Many of the native Americans who died or were displaced as a result of the European conquest had never personally conquered anything, they simply happened to be descended from people who had conquered the land earlier. Should an entire ethnic group be held responsible for the actions of some of its members, many of whom are not even members of the present generation?

Should an entire ethnic group be held responsible for the actions of some of its members, many of whom are not even members of the present generation?

This isn't about "holding responsible". It merely means they* should get no claim on what was never rightfully theirs in the first place.

Aside from, as others have pointed out, this being a response to just the same argument in the other direction.

*"they" meaning "the ethnic group". This is assuming an ethnic group may have land claims, but if not, there naturally isn't a claim either.

I definitely think they shouldn't be. But unfortunately, some people think it is OK to hand down guilt through the generations like you describe, which is why we have the land acknowledgements to begin with.

Should an entire ethnic group be held responsible for the actions of some of its members, many of whom are not even members of the present generation?

I would guess that most people here would say "of course not." Concepts like race guilt and blood guilt are noxious. (I'd actually be interested in hearing from someone who believes in them earnestly).

It's almost always brought up, though, in response to claims that white people bear collective race guilt for their ancestors winning against indigenous people. And that's kind of a pretty weird standard: why should race guilt only start applying once the crimes that impart us with race guilt have stopped?
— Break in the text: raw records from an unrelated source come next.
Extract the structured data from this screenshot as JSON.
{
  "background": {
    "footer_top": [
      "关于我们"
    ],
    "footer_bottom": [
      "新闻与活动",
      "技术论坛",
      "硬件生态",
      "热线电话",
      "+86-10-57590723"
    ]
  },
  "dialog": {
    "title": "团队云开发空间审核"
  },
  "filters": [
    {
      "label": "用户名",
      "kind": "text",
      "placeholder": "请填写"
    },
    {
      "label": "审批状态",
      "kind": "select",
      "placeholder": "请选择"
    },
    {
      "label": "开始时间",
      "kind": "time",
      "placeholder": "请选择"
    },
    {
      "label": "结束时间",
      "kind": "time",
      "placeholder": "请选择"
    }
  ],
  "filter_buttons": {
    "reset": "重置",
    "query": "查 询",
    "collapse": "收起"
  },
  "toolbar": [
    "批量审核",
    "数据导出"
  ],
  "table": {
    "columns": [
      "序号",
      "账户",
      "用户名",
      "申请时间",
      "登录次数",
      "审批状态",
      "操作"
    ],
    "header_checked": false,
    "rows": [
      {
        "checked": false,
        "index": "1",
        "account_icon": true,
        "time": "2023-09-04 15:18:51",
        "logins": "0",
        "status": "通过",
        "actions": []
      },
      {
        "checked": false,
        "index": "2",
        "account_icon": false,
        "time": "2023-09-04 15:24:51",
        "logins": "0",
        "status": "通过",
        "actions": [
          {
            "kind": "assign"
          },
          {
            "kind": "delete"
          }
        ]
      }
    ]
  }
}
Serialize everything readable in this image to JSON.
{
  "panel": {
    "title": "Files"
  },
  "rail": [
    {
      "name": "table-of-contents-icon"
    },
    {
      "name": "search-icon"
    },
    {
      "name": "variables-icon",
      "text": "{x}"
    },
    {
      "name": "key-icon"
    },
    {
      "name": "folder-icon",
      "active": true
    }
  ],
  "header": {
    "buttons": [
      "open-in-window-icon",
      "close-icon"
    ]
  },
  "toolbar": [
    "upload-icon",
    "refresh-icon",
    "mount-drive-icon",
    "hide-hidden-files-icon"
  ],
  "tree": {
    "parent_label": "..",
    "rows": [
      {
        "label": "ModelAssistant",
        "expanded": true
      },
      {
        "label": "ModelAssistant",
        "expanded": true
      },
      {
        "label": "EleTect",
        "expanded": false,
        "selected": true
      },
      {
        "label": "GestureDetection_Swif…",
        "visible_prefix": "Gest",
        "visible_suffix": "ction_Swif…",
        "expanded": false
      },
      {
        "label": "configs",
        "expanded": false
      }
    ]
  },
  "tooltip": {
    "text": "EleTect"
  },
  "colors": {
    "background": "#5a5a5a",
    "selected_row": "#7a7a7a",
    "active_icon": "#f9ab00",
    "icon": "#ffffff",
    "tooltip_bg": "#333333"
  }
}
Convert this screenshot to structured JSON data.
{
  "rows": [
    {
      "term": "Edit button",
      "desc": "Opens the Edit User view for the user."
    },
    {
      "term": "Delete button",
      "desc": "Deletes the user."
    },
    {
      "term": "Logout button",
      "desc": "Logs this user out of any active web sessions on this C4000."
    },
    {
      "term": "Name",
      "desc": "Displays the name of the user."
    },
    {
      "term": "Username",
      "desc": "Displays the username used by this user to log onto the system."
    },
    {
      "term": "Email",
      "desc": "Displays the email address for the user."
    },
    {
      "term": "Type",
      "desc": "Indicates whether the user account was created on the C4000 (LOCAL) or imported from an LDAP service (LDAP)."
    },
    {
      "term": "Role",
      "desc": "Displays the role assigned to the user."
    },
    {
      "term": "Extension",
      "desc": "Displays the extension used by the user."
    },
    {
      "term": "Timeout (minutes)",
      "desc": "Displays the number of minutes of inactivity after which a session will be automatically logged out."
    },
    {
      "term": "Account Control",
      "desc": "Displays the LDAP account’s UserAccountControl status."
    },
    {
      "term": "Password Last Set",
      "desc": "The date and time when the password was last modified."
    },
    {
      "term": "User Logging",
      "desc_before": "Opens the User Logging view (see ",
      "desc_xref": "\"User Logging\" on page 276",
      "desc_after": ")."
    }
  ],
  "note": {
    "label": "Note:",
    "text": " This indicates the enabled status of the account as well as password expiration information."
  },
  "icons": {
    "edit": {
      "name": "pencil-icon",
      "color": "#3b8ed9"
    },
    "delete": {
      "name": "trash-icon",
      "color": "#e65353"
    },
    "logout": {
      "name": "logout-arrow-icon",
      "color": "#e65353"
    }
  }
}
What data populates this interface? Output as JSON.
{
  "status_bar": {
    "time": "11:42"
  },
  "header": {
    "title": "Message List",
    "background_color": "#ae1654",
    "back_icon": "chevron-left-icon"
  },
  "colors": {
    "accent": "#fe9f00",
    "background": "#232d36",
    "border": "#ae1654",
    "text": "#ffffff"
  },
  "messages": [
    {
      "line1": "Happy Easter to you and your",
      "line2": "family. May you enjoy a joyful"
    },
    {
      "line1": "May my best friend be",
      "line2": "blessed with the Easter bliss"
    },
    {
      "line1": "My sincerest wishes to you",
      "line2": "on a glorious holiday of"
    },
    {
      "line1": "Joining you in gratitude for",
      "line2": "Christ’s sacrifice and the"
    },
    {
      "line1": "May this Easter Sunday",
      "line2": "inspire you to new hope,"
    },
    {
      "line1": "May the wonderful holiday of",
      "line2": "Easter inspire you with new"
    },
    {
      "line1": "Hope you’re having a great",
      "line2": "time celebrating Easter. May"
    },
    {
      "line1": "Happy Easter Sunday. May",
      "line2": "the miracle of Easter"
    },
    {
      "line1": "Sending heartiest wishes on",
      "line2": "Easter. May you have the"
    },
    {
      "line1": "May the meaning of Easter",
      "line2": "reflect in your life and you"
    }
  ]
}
Honestly, it's sort of dehumanizing to historical Native Americans. It reduces them to little fairy children dancing in the forest, totally innocent of all sin until the evil Whites came and ruined their utopia. They become dumb creatures lacking all agency, only existing to function as symbols in internecine white conflict.

In some ways it's even more complicated than that: I learned relatively recently that the Black Hills famous for the Little Bighorn and Wounded Knee incidents weren't traditionally Lakota land, and had, at the time, been recently taken by the Lakota from the Cheyenne in 1776.

History is full of incidents like this.

People naively assume the Incan and Aztec empires were thousands of years old. In fact, they were both only about 100 years old at the time of the conquistadors.

Innumerable conquests and genocides must have happened in the New World before Columbus showed up. We don't know about them simply because they were never written down.

I see you also listen to The Rest is History! Brilliant podcast.

Before Columbus the Americas had a low disease burden meaning the check on population had to be war and starvation. I'm guessing they fought before they let their kids die of starvation so there was probably constant war over food.

I'd say absolutely not. But you must know that that argument applies to us as decendents of European settlers, too. @shakenvac was bringing up an argument that the amount of time and generations that pass do not matter.

Personally I disagree with the notion of race guilt and I also disagree that stolen land remains stolen no matter how much time passes. I see no morality in judging the innocent descendants of conquerors for what their ancestors did. It's another matter, I suppose, if the descendants revel in the actions of their ancestors and plan to continue acting in a similar fashion themselves. But that does not apply to most modern Europeans.